Insomma: stiamo osservando l'ultimo fotogramma di un film cominciato almeno 50 anni fa. Più che un adattamento del virus, a fare spazio alla ripresa attuale sembra essere la scomparsa dell’immunità di popolazione contro il vaiolo. Dobbiamo quindi prendere nota di un’ulteriore lezione di Darwin: la traiettoria evolutiva delle specie dipende dalle loro interazioni reciproche a livello di popolazione, essendo in questo caso condizionata dall’immunità media di una specie, da quella di molte altre specie animali che fungono da serbatoio fin che la prima è alta e non permissiva per epidemie ed infine dal genoma delle quasispecie virali e dalla loro velocità di mutazione.

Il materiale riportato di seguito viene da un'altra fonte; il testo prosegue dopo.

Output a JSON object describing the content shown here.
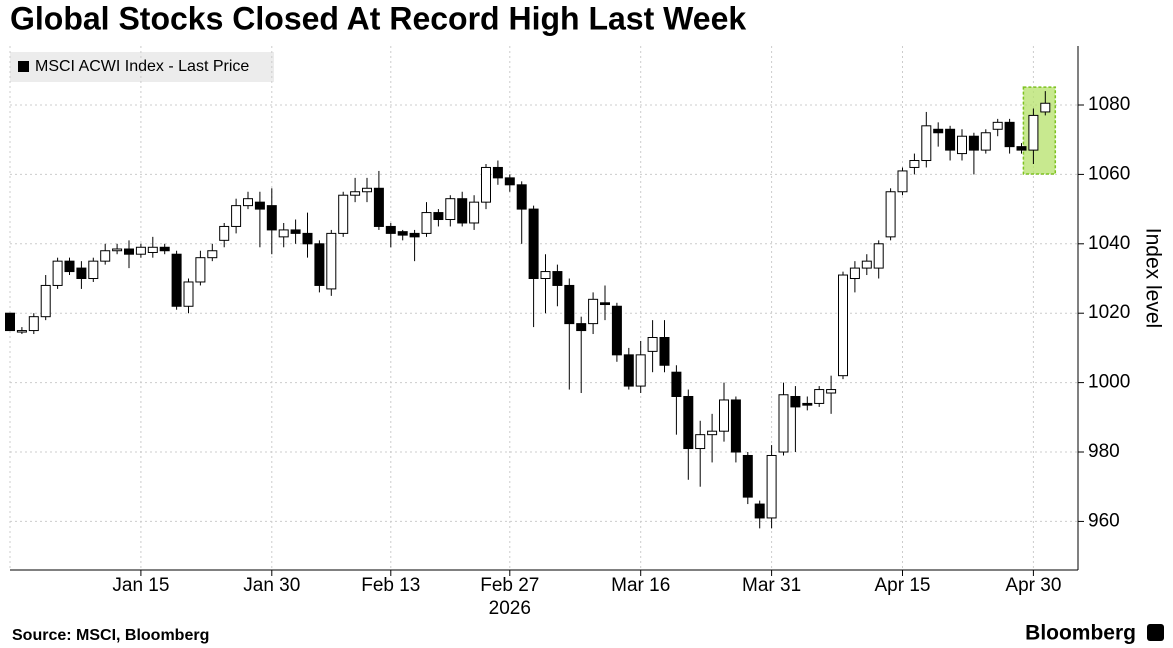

L’ingrediente in più, naturalmente, è costituito dalla nostra mente: siamo noi a poter pilotare la nostra immunità di popolazione e anche a diminuire la trasmissione con farmaci e misure non farmacologiche, cambiando così a nostro favore un panorama evolutivo già complesso. Nel caso del vaiolo delle scimmie, a oggi non sembra il caso di preoccuparsi: conosciamo vaccini e farmaci efficaci, abbiamo una trasmissibilità ancora bassa, quasi solo in certe comunità ed infine abbiamo mezzi di diagnosi molecolare e di sorveglianza efficaci. Questo non è un virus nuovo, ma “vecchio” ha detto Roberto Burioni; come spero di aver dimostrato, non ci prende di sorpresa, e non è quindi il caso di fasciarsi il capo prima del tempo.